A few months ago we started offering daily archives of public RIPE Atlas measurements. We're happy to announce that this service is here to stay!
Background
RIPE Atlas measurement data is always available via the API, but many distinct measurements run every single day and aggregating the results manually can be a pain. We collect a rich set of measurement data and, as good citizens, we don't want to generate more measurement traffic than is necessary. It's important that we make this data as easy to retrieve as possible.
And you all want a ton of data, right? Right.
Last year, we prototyped a service to expose this data for around one month from the day of collection. The feedback has all been positive, so we've worked on making it more permanent.
Minor Updates
In making this more permanent, we're also making some minor modifications that you should take into account.
First, the new location for the data:
https://data-store.ripe.net/datasets/atlas-daily-dumps
Second, the directory structure and file naming has changed. We're now bundling all measurements of a particular type into one; that means that each bzip archive will, for example, contain all ping measurements in the given time window. Previously, those measurements were spread across multiple archives for IPv6, IPv4, built-in, and user-defined measurements.
All of those subsets still exist within the data, but if you specifically want those subsets you should do the following:
- To split out IPv6 from IPv4, most of the results in the files are tagged with an 'af' field, except in certain error conditions where a measurement was attempted but did not generate any results.
- Built-in measurements always have a msm_id value less than 1,000,000.
The other difference reflected in the filenames is that we are now generating archives per hour rather than per day.
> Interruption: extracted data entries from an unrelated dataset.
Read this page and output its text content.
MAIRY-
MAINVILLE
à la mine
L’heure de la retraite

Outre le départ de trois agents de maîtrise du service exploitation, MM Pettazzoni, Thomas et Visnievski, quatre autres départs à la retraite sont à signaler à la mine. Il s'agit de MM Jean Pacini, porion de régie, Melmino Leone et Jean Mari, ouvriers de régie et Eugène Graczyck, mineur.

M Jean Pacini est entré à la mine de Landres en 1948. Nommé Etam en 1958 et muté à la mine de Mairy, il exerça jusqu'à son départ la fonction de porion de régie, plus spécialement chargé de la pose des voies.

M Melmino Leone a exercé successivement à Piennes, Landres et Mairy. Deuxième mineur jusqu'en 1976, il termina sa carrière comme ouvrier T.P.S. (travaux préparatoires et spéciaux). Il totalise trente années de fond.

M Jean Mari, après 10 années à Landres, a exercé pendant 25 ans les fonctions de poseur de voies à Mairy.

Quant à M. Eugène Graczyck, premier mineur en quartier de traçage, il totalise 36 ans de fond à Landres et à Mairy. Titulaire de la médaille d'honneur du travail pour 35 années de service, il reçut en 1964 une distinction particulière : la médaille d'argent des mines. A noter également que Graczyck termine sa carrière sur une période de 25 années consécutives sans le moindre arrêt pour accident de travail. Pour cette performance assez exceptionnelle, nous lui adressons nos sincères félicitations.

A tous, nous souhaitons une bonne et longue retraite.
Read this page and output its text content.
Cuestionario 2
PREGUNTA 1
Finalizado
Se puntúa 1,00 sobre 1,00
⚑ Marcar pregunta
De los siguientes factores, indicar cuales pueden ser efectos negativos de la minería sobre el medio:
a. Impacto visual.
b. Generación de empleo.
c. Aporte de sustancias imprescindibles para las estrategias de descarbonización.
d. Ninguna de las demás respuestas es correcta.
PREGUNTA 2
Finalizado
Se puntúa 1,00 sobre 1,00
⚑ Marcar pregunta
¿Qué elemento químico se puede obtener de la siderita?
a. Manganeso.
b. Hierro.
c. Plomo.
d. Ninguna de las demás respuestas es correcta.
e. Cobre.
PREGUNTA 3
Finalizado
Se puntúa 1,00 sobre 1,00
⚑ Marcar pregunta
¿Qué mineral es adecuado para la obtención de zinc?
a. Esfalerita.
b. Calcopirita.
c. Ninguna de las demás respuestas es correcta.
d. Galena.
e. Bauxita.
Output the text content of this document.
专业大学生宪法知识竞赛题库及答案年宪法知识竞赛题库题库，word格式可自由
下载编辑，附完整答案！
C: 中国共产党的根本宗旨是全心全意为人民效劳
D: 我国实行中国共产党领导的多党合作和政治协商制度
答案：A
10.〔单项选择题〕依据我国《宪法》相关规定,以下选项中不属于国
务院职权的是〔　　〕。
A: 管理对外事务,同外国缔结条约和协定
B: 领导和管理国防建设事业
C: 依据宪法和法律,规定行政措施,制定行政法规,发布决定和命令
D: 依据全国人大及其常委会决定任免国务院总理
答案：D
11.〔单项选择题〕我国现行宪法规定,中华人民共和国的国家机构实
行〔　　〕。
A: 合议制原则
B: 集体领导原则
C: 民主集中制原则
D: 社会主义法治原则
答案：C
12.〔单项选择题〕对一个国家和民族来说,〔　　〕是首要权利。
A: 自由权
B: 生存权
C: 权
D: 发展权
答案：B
This makes the file sizes a little more manageable for download, and may help with sampling the data.
Finally, the archive will continue to hold data for about one month from the date of collection.
Please update your scripts; the old archive at https://ftp.ripe.net/ripe/atlas will be removed on 15 March 2018.
Be aware that release of this data falls under the regular RIPE NCC Terms of Service. Finally, if you spot any glitches or have any problems using the service, please contact us at atlas@ripe.net!
Comments 4
Comments are disabled on articles published more than a year ago. If you'd like to inform us of any issues, please reach out to us via the contact form here.
Alexander •
So, historic data older than one month will be lost (or made unuvailable publically) forever?
Hide replies
Stephen Strowes •
Hi Alexander! Measurement data -- all of it -- is always available via the API. The archives discussed here are a convenience method, offering data from recent public measurements in bulk form. In the future, we may modify this service to hold data for longer or to provide samples of older data, in the same location. If so, we'll be sure to announce it.
Chenghui Hong •
Hi, I just downloaded a .bz2 hourly file about 7.9 GB after extraction, yet when I try "GET /api/v2/measurements/traceroute/?start_time__gte=1519171404&stop_time__gte=1519178604", this should list traceroute happening within 2 hours, but following the result link and I got only about 500MB of json file, so what's missing here?
Stephen Strowes •
Hey! The difference is that the .bz2 is a dump of measurement results, but /api/v2/measurements/traceroute/ gives you measurement metadata. The json returned from the API call you provided includes 'result' fields, each of which refers to the measurement IDs with the actual results. If you want, you can run through those pointers and pull down the measurement results manually to get at the result data we're putting into the .bz2 archives. Note also that the output of that API call is paginated; use option "page_size=500" (the maximum) to reduce the number of pages you have to loop over. Hope that helps!